Replace Text in a Stream: Introduction
What is the best way to replace a string in a stream?
I was working with request and response body transforms in YARP when I read the following in the documentation:
The below example uses simple, inefficient buffering to transform requests. A more efficient implementation would wrap and replace HttpContext.Request.Body with a stream that performed the needed modifications as data was proxied from client to server. That would also require removing the Content-Length header since the final length would not be known in advance. (source)
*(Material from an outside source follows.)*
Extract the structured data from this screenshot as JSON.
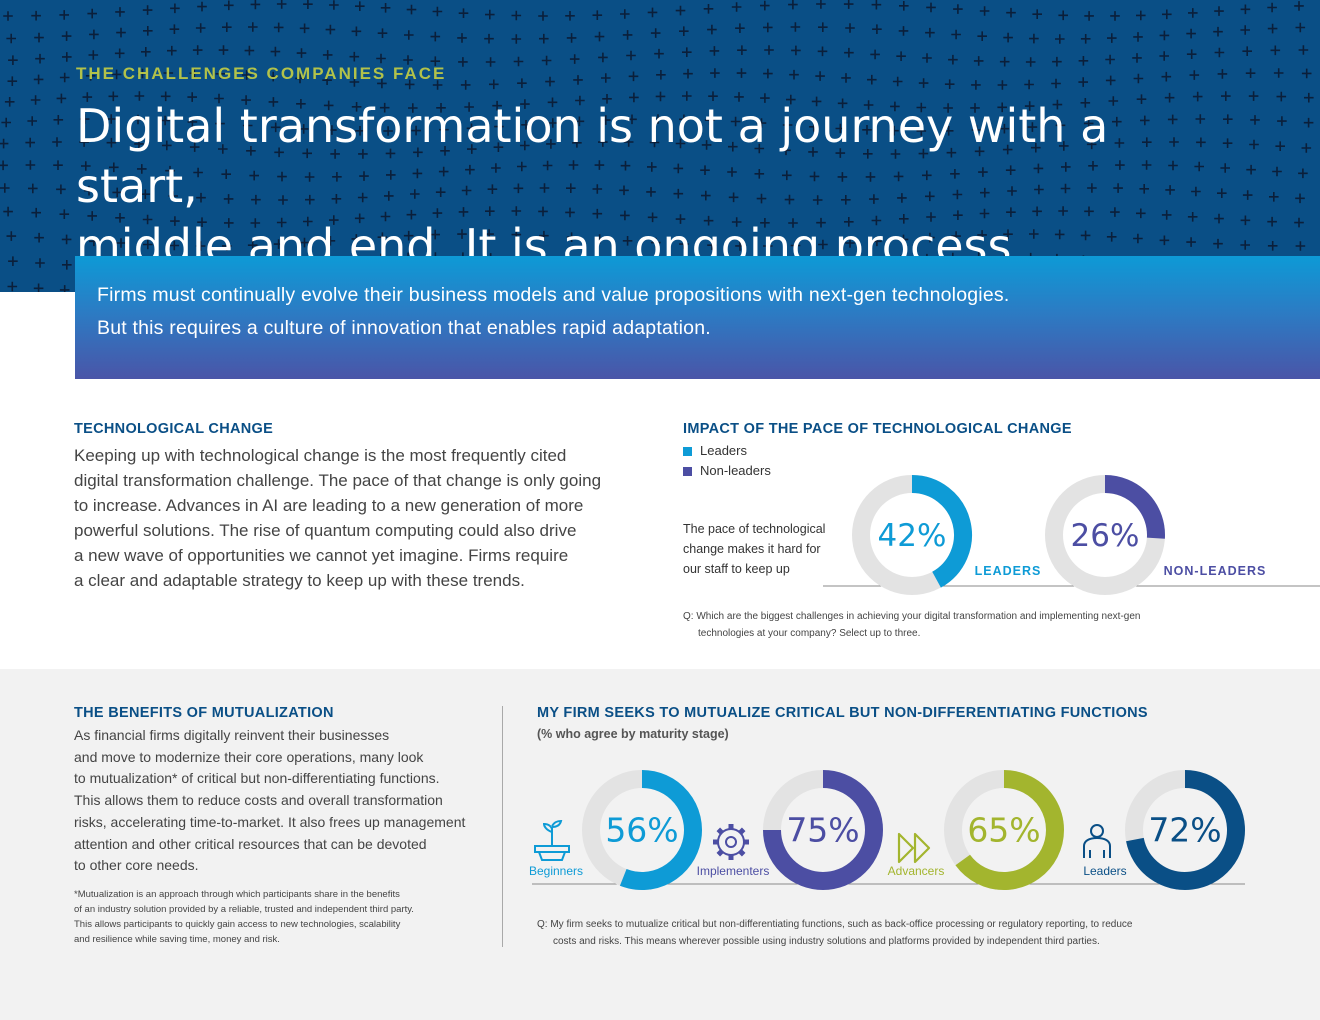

This tickled my curiosity and I went on a quest for that more efficient
implementation. During that quest I learned about Span<T>
and Pipes
and
the surprising power of regex. I got some help from friends
and used new tools that helped me to find the most efficient way of
replacing a string in a stream.
Use Case
My use case is replacing URLs in requests to and responses from a backend
service. Traditionally this would be handled by adding a X-Forwarded-Host
header to the request. Alas, the backend service does not implement this
feature and we do not control the backlog. So we’re stuck with replacing the
URLs ourself.
This use case gives me some boundaries:
- The requests and responses can be large, but not huge
- The format is most likely JSON, so we cannot use newline as delimiter
- The string to replace will be limited in size
- Matching must be case insensitive (this is a biggy, as you’ll see)
Methodology
I defined the following simple interface and implemented it using the different solutions:
Task Replace(Stream input, Stream output, string oldValue, string newValue, CancellationToken cancellationToken = default);
I used Benchmark.net to check how long the method takes to run and how much memory it consumes. The benchmarking was done with a 2MB text file containing the Lorem Ipsum text where the word lorem is replaced by schorem.
I also created a simple website with a minimal api with endpoints for the solutions to check if the methods can actually be used in real life. Of course I also wrote some unit test. The Alba library is really handy to test the minimal api endpoints.
In my journey I explored various corners of the dotnet framework and made some new friends along the way.